O jogador, contratado no início da temporada ao Desportivo de Chaves, confessa-se “feliz” em Setúbal e não hesita em considerar o ambiente que se vive no grupo como uma mais-valia. “O nosso forte é o balneário. Temos um bom capitão, bons jogadores, não há distinção entre os mais velhos e mais novos. Brincamos, dançamos e esse espírito de grupo forte reflecte-se em campo”, frisa.

Entretanto, o treinador Quim Machado, que ontem orientou a sessão de trabalho em Vendas Novas, tem o plantel na máxima força, uma vez que o avançado Vasco Costa recuperou de lesão muscular na perna direita. Hoje, 10 horas, o plantel treina na Várzea.

Depois de bisar na 5.ª jornada com o V. Guimarães (2-2), voltou a fazer dois golos ao U. Madeira…

Trabalho para ajudar a equipa. Surgiu a oportunidade de fazer dois golos e aproveitei. Fiquei feliz por isso e um bocadinho triste por sofrermos dois golos no início da segunda parte. Levantámos a cabeça e corrigimos as coisas de modo a chegarmos ao empate.

O que faltou à equipa para vencer?

O futebol é assim. Podemos sofrer e marcar golos. Durante a semana, procurámos corrigir os erros que cometemos. Os erros não se podem repetir com o Belenenses. O treinador já nos alertou para isso.

O que espera do duelo com o Belenenses?

O Belenenses é um grande clube, tem bons jogadores e merece o nosso respeito. É um jogo muito difícil, mas vamos lá lutar pelos três pontos.

Espera marcar novamente?

Se surgir a oportunidade, porque não?

Parece que só sabe marcar aos pares…

Cada vez que faço dois golos a equipa empata.
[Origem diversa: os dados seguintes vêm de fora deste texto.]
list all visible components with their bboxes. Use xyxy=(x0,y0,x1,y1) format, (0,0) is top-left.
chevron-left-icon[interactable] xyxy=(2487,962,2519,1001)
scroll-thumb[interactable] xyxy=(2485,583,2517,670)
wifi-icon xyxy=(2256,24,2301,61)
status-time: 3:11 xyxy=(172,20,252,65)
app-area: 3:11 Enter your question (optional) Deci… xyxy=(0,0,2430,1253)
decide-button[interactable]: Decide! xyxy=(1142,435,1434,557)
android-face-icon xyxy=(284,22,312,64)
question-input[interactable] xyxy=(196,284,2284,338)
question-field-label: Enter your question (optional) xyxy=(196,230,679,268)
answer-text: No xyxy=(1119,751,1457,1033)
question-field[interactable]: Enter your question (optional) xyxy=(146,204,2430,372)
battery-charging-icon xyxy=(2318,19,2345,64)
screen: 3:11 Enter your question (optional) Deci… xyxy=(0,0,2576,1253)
É melhor marcar só um, ou três, e a equipa ganhar.

Vê-se como uma espécie de talismã?

O mais importante é que a equipa ganhe, independentemente de quem faça golo. Não faço tudo sozinho. Se marco golos é porque os meus colegas estão a fazer um bom trabalho.
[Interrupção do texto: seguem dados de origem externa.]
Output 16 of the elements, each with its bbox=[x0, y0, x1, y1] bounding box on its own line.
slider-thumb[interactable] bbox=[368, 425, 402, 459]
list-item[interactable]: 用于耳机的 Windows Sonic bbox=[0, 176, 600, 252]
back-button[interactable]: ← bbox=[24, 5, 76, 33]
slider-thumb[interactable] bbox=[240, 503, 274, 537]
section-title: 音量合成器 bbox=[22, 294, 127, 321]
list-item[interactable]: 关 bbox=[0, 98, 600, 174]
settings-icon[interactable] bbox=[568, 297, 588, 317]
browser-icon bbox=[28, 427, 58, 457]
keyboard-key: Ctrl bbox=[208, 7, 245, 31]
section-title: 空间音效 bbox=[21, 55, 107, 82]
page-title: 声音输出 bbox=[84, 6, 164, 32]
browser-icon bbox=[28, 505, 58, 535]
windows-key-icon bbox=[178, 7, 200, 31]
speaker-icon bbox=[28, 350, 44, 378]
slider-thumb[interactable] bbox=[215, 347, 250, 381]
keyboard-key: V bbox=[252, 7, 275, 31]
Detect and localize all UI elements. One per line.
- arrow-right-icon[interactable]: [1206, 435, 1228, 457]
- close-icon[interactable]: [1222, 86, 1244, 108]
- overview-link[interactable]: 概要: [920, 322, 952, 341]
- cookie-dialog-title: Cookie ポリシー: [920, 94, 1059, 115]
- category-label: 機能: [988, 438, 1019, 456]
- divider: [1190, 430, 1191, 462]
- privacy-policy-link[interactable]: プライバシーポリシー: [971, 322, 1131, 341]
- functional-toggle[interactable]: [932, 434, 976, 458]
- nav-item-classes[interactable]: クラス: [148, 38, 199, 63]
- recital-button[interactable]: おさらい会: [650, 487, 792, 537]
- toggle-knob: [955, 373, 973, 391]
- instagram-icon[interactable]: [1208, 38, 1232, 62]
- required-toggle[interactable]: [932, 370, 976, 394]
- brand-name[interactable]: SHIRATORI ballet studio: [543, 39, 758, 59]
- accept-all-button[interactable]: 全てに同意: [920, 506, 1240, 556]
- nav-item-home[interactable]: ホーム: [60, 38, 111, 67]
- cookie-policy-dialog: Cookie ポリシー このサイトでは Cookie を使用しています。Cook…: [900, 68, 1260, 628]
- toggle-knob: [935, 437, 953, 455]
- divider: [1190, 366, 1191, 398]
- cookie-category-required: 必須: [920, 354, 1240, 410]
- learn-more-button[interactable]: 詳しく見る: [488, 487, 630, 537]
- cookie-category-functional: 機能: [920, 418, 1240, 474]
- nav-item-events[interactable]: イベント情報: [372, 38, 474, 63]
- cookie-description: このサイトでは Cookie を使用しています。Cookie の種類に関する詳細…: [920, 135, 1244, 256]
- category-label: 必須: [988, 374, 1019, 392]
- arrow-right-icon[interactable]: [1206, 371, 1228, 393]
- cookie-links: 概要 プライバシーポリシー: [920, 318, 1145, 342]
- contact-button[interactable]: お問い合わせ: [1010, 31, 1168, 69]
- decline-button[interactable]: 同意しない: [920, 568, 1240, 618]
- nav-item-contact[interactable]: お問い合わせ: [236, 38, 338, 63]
No ano em que se estreia na l Liga esperava ter quatro golos à 11.ª jornada?

Vim da 2.ª divisão [Desp. Chaves] e estou muito feliz pelo que tenho feito. Não é fácil marcar quatro golos. Vou lutar e trabalhar para marcar mais.

Qual a meta de golos que tem traçada?

Não sei. Posso dizer sete e depois marco 10 ou digo 10 e marco sete (risos)! No fim o campeonato, veremos quantos marquei.

Está apenas a um golo de Suk e André Claro, ambos com cinco golos no campeonato…

Eles marcam golos e eu também gosto de o fazer. Já estou pertinho deles (risos).

Sente que está mais perto de se estrear pela seleção do Congo?

Não tenho pressa de ir à seleção. Se surgir a oportunidade, vou. Não posso é estar com essa ideia na cabeça. Estou aqui no Vitória para ajudar a equipa.

Como é o ambiente no balneário do Vitória?

O nosso forte é o balneário. Temos um bom capitão, bons jogadores, não há distinção entre os mais velhos e mais novos. Brincamos, dançamos e esse espírito de grupo forte reflecte-se em campo. Eu também estou sempre bem disposto. Gosto de brincadeira.

Qual a importância de ter os adeptos a apoiar a equipa no Estádio do Restelo?

Sentimos sempre a presença deles nos jogos fora de casa. Dão-nos força. O jogo é pertinho. Adeptos motivam-nos a trabalhar ainda mais. Espero que possam marcar presença no jogo.